Je zou dus verwachten dat politici en andere beleidsmakers hijgend achter ons aanlopen, zwaaiend met dikke stapels eurobiljetten, ons
smekend deze middelen in ontvangst te nemen om hen te helpen het inzicht te verdiepen op het gebied van marktwerking, ongelijkheid,
mondialisering, privatisering, financiële producten, armoedebestrijding, corporate governance, het ontwerpen van instituties en
producten, sociale zekerheid en die vele andere zaken die de welvaart en uiteindelijk het geluk van de burgers raken.
Mooi niet. Kijk maar naar de plaats van de economen bij de tweede geldstroom, en dan vooral bij nwo, dat de publieke onderzoeksgelden
verdeelt. Slechts een marginaal percentage van de nwo-middelen komt terecht bij het economisch onderzoek. Deze magere score spoort
met de ondergeschoven rol van de economen bij het zogenoemde ‘wetenschapsgebied’ van nwo waar economie onder valt, namelijk
MaGW oftewel maatschappij- en gedragswetenschappen. Het bestuur van dit wetenschapsgebied bestaat uit negen mensen. Dat zijn
ongetwijfeld allemaal integere geleerden van naam en faam die er niet op uit zijn om het eigen vak te bevoordelen.

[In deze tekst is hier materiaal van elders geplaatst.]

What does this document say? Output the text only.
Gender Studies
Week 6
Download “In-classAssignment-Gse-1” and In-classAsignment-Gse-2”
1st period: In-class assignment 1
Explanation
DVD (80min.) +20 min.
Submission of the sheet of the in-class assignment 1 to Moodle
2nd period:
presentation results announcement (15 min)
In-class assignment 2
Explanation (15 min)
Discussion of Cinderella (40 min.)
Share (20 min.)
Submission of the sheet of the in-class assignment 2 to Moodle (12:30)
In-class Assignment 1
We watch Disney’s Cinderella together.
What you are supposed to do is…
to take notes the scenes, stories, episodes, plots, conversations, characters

Toch krijg je een
ongemakkelijk gevoel als je ziet dat er maar één econoom in dat bestuur zit, naast bijvoorbeeld vijf beoefenaren van de sociale
wetenschappen, takken van sport die traditioneel goed scoren bij het verdelen van de nwo-buit. Die ene econoom in het bestuur, Jakob
de Haan, is bovendien een algemeen econoom, zodat er bij deze belangrijke instantie helemaal niemand de bedrijfseconomie of de
bedrijfskunde vertegenwoordigt. Dat is wel gek, zeker als je, om maar eens wat te noemen, beseft dat bijna één op de zes universitaire
studenten zich in deze bedrijfswetenschappen verdiept.

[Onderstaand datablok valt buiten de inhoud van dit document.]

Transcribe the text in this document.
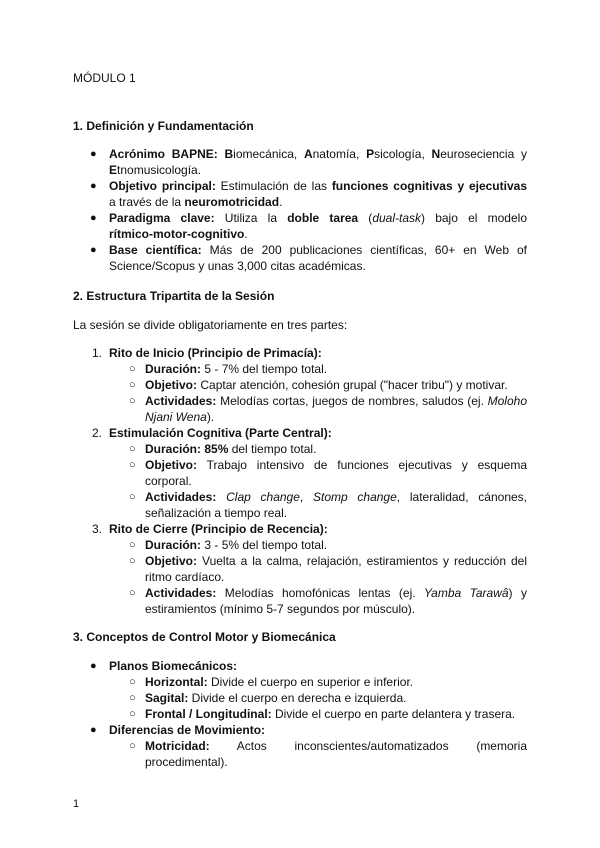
MÓDULO 1
1. Definición y Fundamentación
● Acrónimo BAPNE: Biomecánica, Anatomía, Psicología, Neuroseciencia y
Etnomusicología.
● Objetivo principal: Estimulación de las funciones cognitivas y ejecutivas
a través de la neuromotricidad.
● Paradigma clave: Utiliza la doble tarea (dual-task) bajo el modelo
rítmico-motor-cognitivo.
● Base científica: Más de 200 publicaciones científicas, 60+ en Web of
Science/Scopus y unas 3,000 citas académicas.
2. Estructura Tripartita de la Sesión
La sesión se divide obligatoriamente en tres partes:
1. Rito de Inicio (Principio de Primacía):
○ Duración: 5 - 7% del tiempo total.
○ Objetivo: Captar atención, cohesión grupal ("hacer tribu") y motivar.
○ Actividades: Melodías cortas, juegos de nombres, saludos (ej. Moloho
Njani Wena).
2. Estimulación Cognitiva (Parte Central):
○ Duración: 85% del tiempo total.
○ Objetivo: Trabajo intensivo de funciones ejecutivas y esquema
corporal.
○ Actividades: Clap change, Stomp change, lateralidad, cánones,
señalización a tiempo real.
3. Rito de Cierre (Principio de Recencia):
○ Duración: 3 - 5% del tiempo total.
○ Objetivo: Vuelta a la calma, relajación, estiramientos y reducción del
ritmo cardíaco.
○ Actividades: Melodías homofónicas lentas (ej. Yamba Tarawâ) y
estiramientos (mínimo 5-7 segundos por músculo).
3. Conceptos de Control Motor y Biomecánica
● Planos Biomecánicos:
○ Horizontal: Divide el cuerpo en superior e inferior.
○ Sagital: Divide el cuerpo en derecha e izquierda.
○ Frontal / Longitudinal: Divide el cuerpo en parte delantera y trasera.
● Diferencias de Movimiento:
○ Motricidad: Actos inconscientes/automatizados (memoria
procedimental).
1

De toekomst ziet er al niet zonniger uit. Nwo heeft onlangs een nieuwe strategie geformuleerd waarin zwaar wordt ingezet op negen
thema’s. Economie komt daarbij niet aan bod, tenzij je de ondertitel van het thema Cognitie en gedrag, te weten ‘voorbij het rationele
model’, interpreteert als een leuke suggestie in onze richting. Bij de thema’s vinden we wél, in het goede gezelschap van Nanotechnologie
en Cultureel erfgoed, zomaar het thema Bestuur in beweging. De bestuurskundigen hebben kennelijk beter opgelet dan de economen. Of
het zijn handiger jongens, of wat dan ook.

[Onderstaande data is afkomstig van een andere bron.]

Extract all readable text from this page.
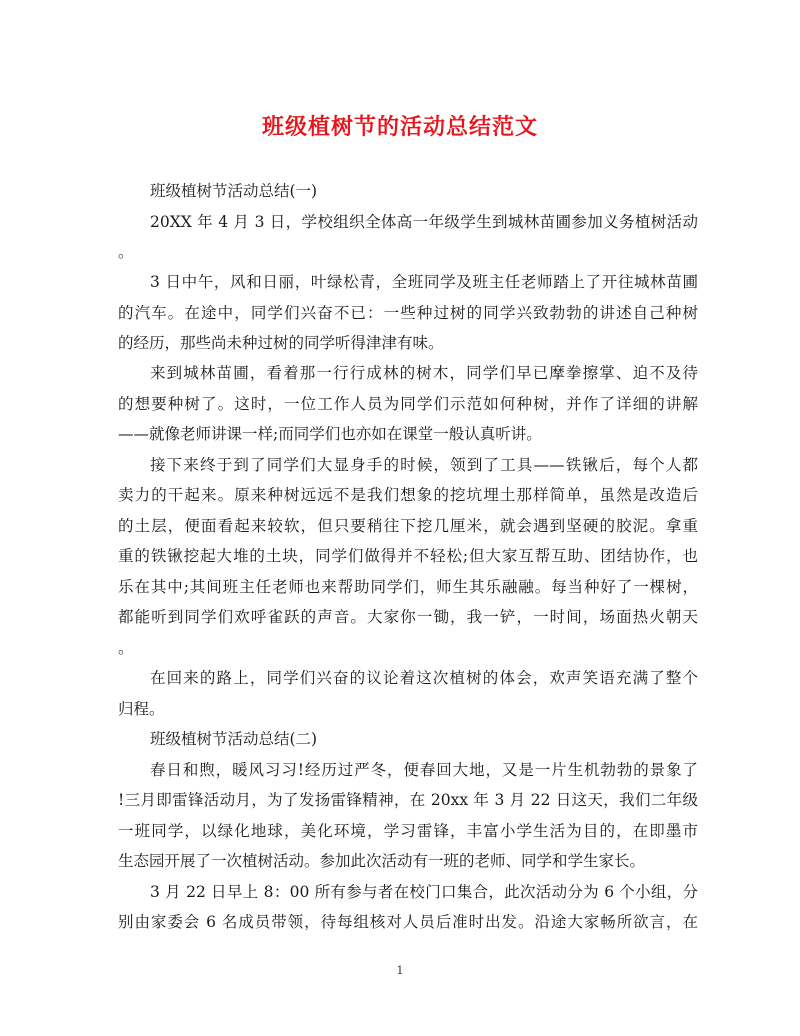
班级植树节的活动总结范文

班级植树节活动总结(一)

20XX 年 4 月 3 日，学校组织全体高一年级学生到城林苗圃参加义务植树活动

。

3 日中午，风和日丽，叶绿松青，全班同学及班主任老师踏上了开往城林苗圃

的汽车。在途中，同学们兴奋不已：一些种过树的同学兴致勃勃的讲述自己种树

的经历，那些尚未种过树的同学听得津津有味。

来到城林苗圃，看着那一行行成林的树木，同学们早已摩拳擦掌、迫不及待

的想要种树了。这时，一位工作人员为同学们示范如何种树，并作了详细的讲解

——就像老师讲课一样;而同学们也亦如在课堂一般认真听讲。

接下来终于到了同学们大显身手的时候，领到了工具——铁锹后，每个人都

卖力的干起来。原来种树远远不是我们想象的挖坑埋土那样简单，虽然是改造后

的土层，便面看起来较软，但只要稍往下挖几厘米，就会遇到坚硬的胶泥。拿重

重的铁锹挖起大堆的土块，同学们做得并不轻松;但大家互帮互助、团结协作，也

乐在其中;其间班主任老师也来帮助同学们，师生其乐融融。每当种好了一棵树，

都能听到同学们欢呼雀跃的声音。大家你一锄，我一铲，一时间，场面热火朝天

。

在回来的路上，同学们兴奋的议论着这次植树的体会，欢声笑语充满了整个

归程。

班级植树节活动总结(二)

春日和煦，暖风习习!经历过严冬，便春回大地，又是一片生机勃勃的景象了

!三月即雷锋活动月，为了发扬雷锋精神，在 20xx 年 3 月 22 日这天，我们二年级

一班同学，以绿化地球，美化环境，学习雷锋，丰富小学生活为目的，在即墨市

生态园开展了一次植树活动。参加此次活动有一班的老师、同学和学生家长。

3 月 22 日早上 8：00 所有参与者在校门口集合，此次活动分为 6 个小组，分

别由家委会 6 名成员带领，待每组核对人员后准时出发。沿途大家畅所欲言，在

1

De marginale plaats van de economie vind je ook terug op het hoogste niveau. Onder de 24 winnaars tot nu toe van de Spinoza-premie,
de ‘Nederlandse Nobelprijs’, bevindt zich welgeteld één econoom. Dat kan geen kwestie zijn van onvoldoende aanbod; naast Peter
Nijkamp is er gelukkig nog zeker een handvol Nederlandse economen van wereldklasse.
Hoe heeft het zover kunnen komen? Daar kan je alleen maar naar gissen. Misschien snappen ‘ze’ wel dat economie nuttig is, maar schort
het vooral aan het wetenschappelijk aanzien van ons vak. Als je in beschaafd academisch gezelschap aan tafel zit, maak je een beste
beurt als je Herbsttag van Rilke uit je hoofd weet te declameren. Mee kunnen praten over Schrödinger’s kat doet het ook goed, of over
het redelijkheidsbeginsel in de common law. Maar als je begint over dubbel boekhouden denkt iedereen aan de bouwfraude en niet aan
één van de grote uitvindingen die de mensheid zozeer vooruit hebben geholpen. Niemand die het weet en, nog erger, niemand die zich
daarvoor schaamt!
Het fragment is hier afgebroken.